Dr Josef Cachia and Dr John Caruana  -  15/July/2019

By virtue of Legal Notice 110 of 2019, on the 31st May 2019, Malta has facilitated income tax computations and the reporting of group companies. The introduced rules allow a parent company and its subsidiaries to join together in order to form one single fiscal unit. These rules are very wide in scope and unlike the provisions tackling VAT Grouping, they are not restricted to any specific industry.

The decision to form a fiscal unit always rests with the parent company. Notably, there are certain requisites which need to be satisfied in order for such unit to be formulated successfully. Primarily, the parent company must meet any of the two following requirements:

a)    It must hold at least 95% of the voting rights in the subsidiary company;

b)    It must be beneficially entitled to at least 95% of any profits available for distribution to the ordinary shareholders of the subsidiary company;

c)     It must be beneficially entitled to at least ninety-five per cent (95%) of any assets of the subsidiary company available for distribution to its ordinary shareholders on a winding up.

Another requirement is that the parent company’s subsidiary must have its accounting period beginning and ending on the same dates as the accounting period of the parent company in all the years in which it forms part of the fiscal unit. Furtherly, a company cannot form part of more than one fiscal unit at any one time.

The chief outcome of these rules is that if the fiscal unit is registered successfully, the parent company (which shall become known as the ‘principal taxpayer’) will assume all the rights, duties and obligations under the Income Tax Acts relative to that fiscal unit. Principally, the chargeable income of a fiscal unit for a year of assessment will be computed as if such income was derived by the principal taxpayer. Moreover, all outgoings and expenses incurred by companies forming part of the fiscal unit shall be deemed to have been incurred by the principal taxpayer.
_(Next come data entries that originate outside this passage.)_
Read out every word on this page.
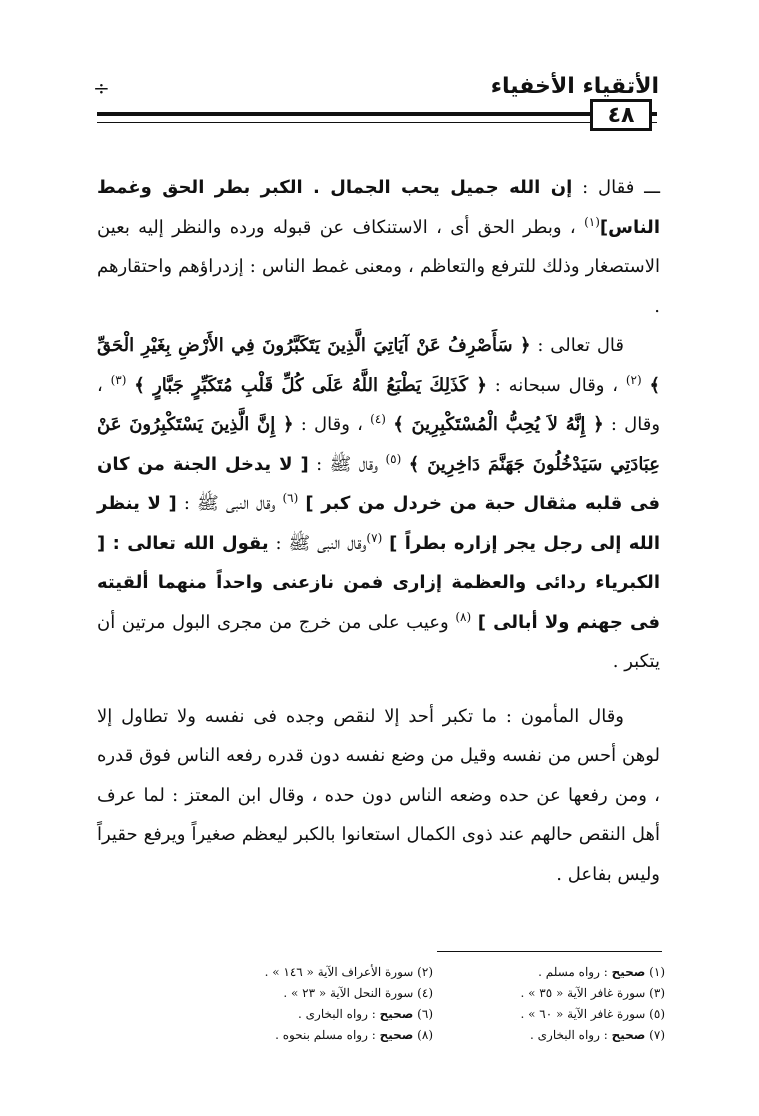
الأتقياء الأخفياء
÷
٤٨

ـــ فقال : إن الله جميل يحب الجمال . الكبر بطر الحق وغمط الناس]$^{(١)}$ ، وبطر الحق أى ، الاستنكاف عن قبوله ورده والنظر إليه بعين الاستصغار وذلك للترفع والتعاظم ، ومعنى غمط الناس : إزدراؤهم واحتقارهم .

قال تعالى : ﴿ سَأَصْرِفُ عَنْ آيَاتِيَ الَّذِينَ يَتَكَبَّرُونَ فِي الأَرْضِ بِغَيْرِ الْحَقِّ ﴾ $^{(٢)}$ ، وقال سبحانه : ﴿ كَذَلِكَ يَطْبَعُ اللَّهُ عَلَى كُلِّ قَلْبِ مُتَكَبِّرٍ جَبَّارٍ ﴾ $^{(٣)}$ ، وقال : ﴿ إِنَّهُ لاَ يُحِبُّ الْمُسْتَكْبِرِينَ ﴾ $^{(٤)}$ ، وقال : ﴿ إِنَّ الَّذِينَ يَسْتَكْبِرُونَ عَنْ عِبَادَتِي سَيَدْخُلُونَ جَهَنَّمَ دَاخِرِينَ ﴾ $^{(٥)}$ وقال ﷺ : [ لا يدخل الجنة من كان فى قلبه مثقال حبة من خردل من كبر ] $^{(٦)}$ وقال النبى ﷺ : [ لا ينظر الله إلى رجل يجر إزاره بطراً ] $^{(٧)}$وقال النبى ﷺ : يقول الله تعالى : [ الكبرياء ردائى والعظمة إزارى فمن نازعنى واحداً منهما ألقيته فى جهنم ولا أبالى ] $^{(٨)}$ وعيب على من خرج من مجرى البول مرتين أن يتكبر .

وقال المأمون : ما تكبر أحد إلا لنقص وجده فى نفسه ولا تطاول إلا لوهن أحس من نفسه وقيل من وضع نفسه دون قدره رفعه الناس فوق قدره ، ومن رفعها عن حده وضعه الناس دون حده ، وقال ابن المعتز : لما عرف أهل النقص حالهم عند ذوى الكمال استعانوا بالكبر ليعظم صغيراً ويرفع حقيراً وليس بفاعل .

(١) صحيح : رواه مسلم .
(٢) سورة الأعراف الآية « ١٤٦ » .
(٣) سورة غافر الآية « ٣٥ » .
(٤) سورة النحل الآية « ٢٣ » .
(٥) سورة غافر الآية « ٦٠ » .
(٦) صحيح : رواه البخارى .
(٧) صحيح : رواه البخارى .
(٨) صحيح : رواه مسلم بنحوه .
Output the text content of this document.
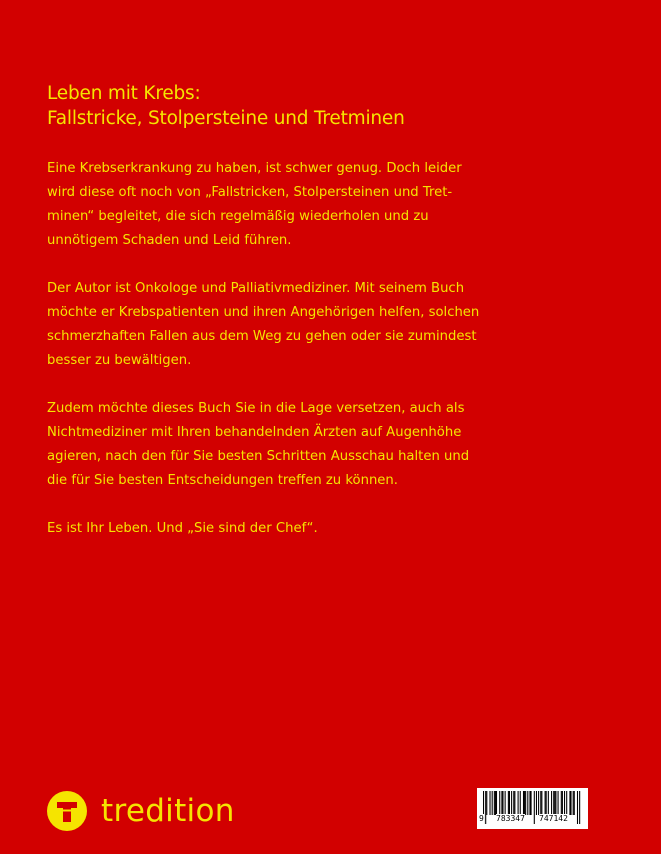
Leben mit Krebs:
Fallstricke, Stolpersteine und Tretminen

Eine Krebserkrankung zu haben, ist schwer genug. Doch leider
wird diese oft noch von „Fallstricken, Stolpersteinen und Tret-
minen“ begleitet, die sich regelmäßig wiederholen und zu
unnötigem Schaden und Leid führen.

Der Autor ist Onkologe und Palliativmediziner. Mit seinem Buch
möchte er Krebspatienten und ihren Angehörigen helfen, solchen
schmerzhaften Fallen aus dem Weg zu gehen oder sie zumindest
besser zu bewältigen.

Zudem möchte dieses Buch Sie in die Lage versetzen, auch als
Nichtmediziner mit Ihren behandelnden Ärzten auf Augenhöhe
agieren, nach den für Sie besten Schritten Ausschau halten und
die für Sie besten Entscheidungen treffen zu können.

Es ist Ihr Leben. Und „Sie sind der Chef“.

tredition	9 783347 747142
In conclusion, these rules’ implementation is another incentive being given as a choice to companies to simplify their tax administration costs. In fact, parent companies satisfying the requirements of these rules can submit consolidated financial statements and avoid the burden of having to do separate tax declarations. They (the rules) demonstrate clearly the legislators’ work to continue improving upon existing tax legislation, by providing mechanisms through which taxpayers can simplify their burden.